“Most people would look at an old pair of chopsticks and see nothing but trash. At a push, maybe something their kid could use in a school art project. Felix Böck saw desks, tables, chopping blocks, even dominos – and the basis of a thriving business that shows the circular economy in action.
Since 2016, Böck’s company ChopValue has been taking used bamboo chopsticks from restaurants in Canada and the US, and transforming them into attractive wooden tiles which are used in a range of furniture and homewares. A simple idea, born from a passionate aversion to waste.
‘These chopsticks travel 6,000 miles to arrive on your dining table for 20 to 30 minutes,’ Böck told the Guardian. ‘You can’t possibly feel good about throwing them out afterwards.’
Giving trash a new life
Böck, who has a background in wood engineering in Germany, was studying for a PhD in structural bamboo composites in Vancouver when inspiration struck as he was eating his favourite meal – sushi.
‘I had an eye-opening moment when I connected the chopsticks I ate dinner with to the vast amount of under-utilized wood resources from demolished construction sites,’ he explained in an interview with Forbes. ‘I had been trying to implement a regional program to tackle urban wood waste, but it fell on deaf ears – so I thought the humble little chopstick was a more relatable resource to show how you can build viable business opportunities from resource efficiency.’

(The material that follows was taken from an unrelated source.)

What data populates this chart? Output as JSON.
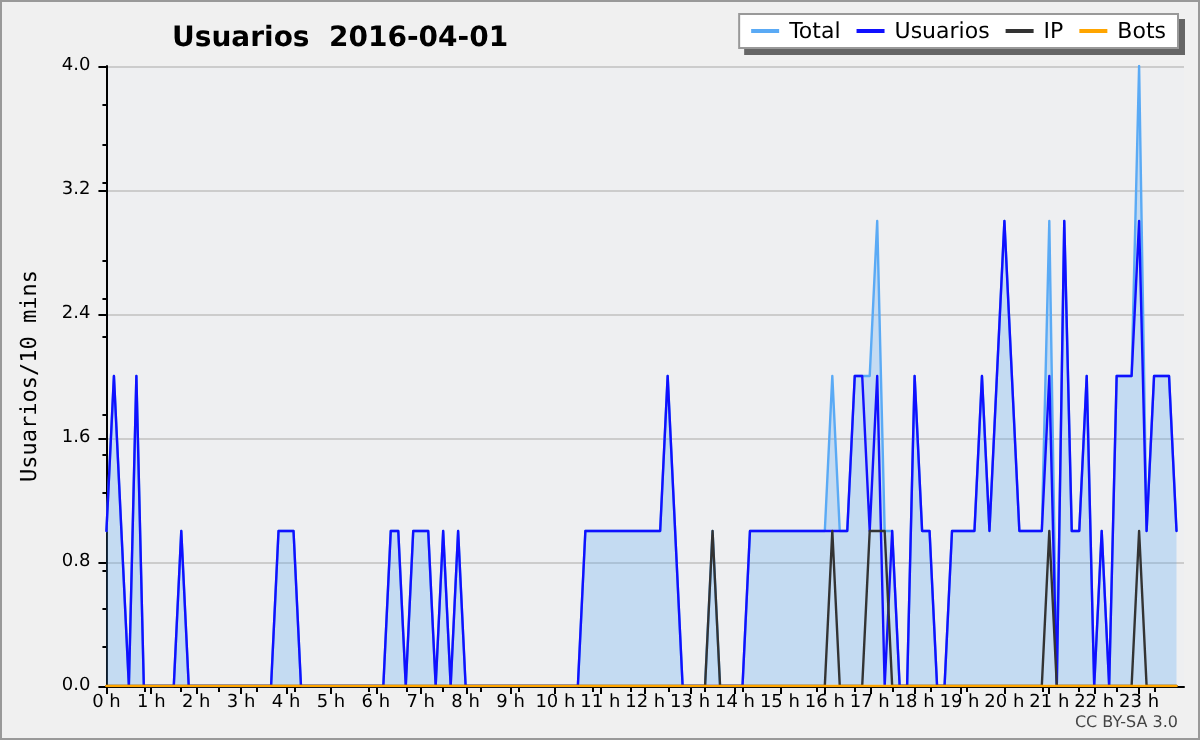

Böck developed a way of cleaning the used chopsticks, and using heat, steam and pressure to turn them into versatile blocks. He began partnering with local restaurants, which quickly overcame any scepticism and appreciated the value in turning their trash into something useful.
‘When you walk into a restaurant and you ask them to place a recycling bin for chopsticks, they still give you the exact same look as they gave me on day one,’ Böck told the Guardian. ‘I think it’s because it’s one of these little things that we neglect. But the moment someone reminds us of that problem that’s right in front of us, it creates that immediate “aha!” moment.’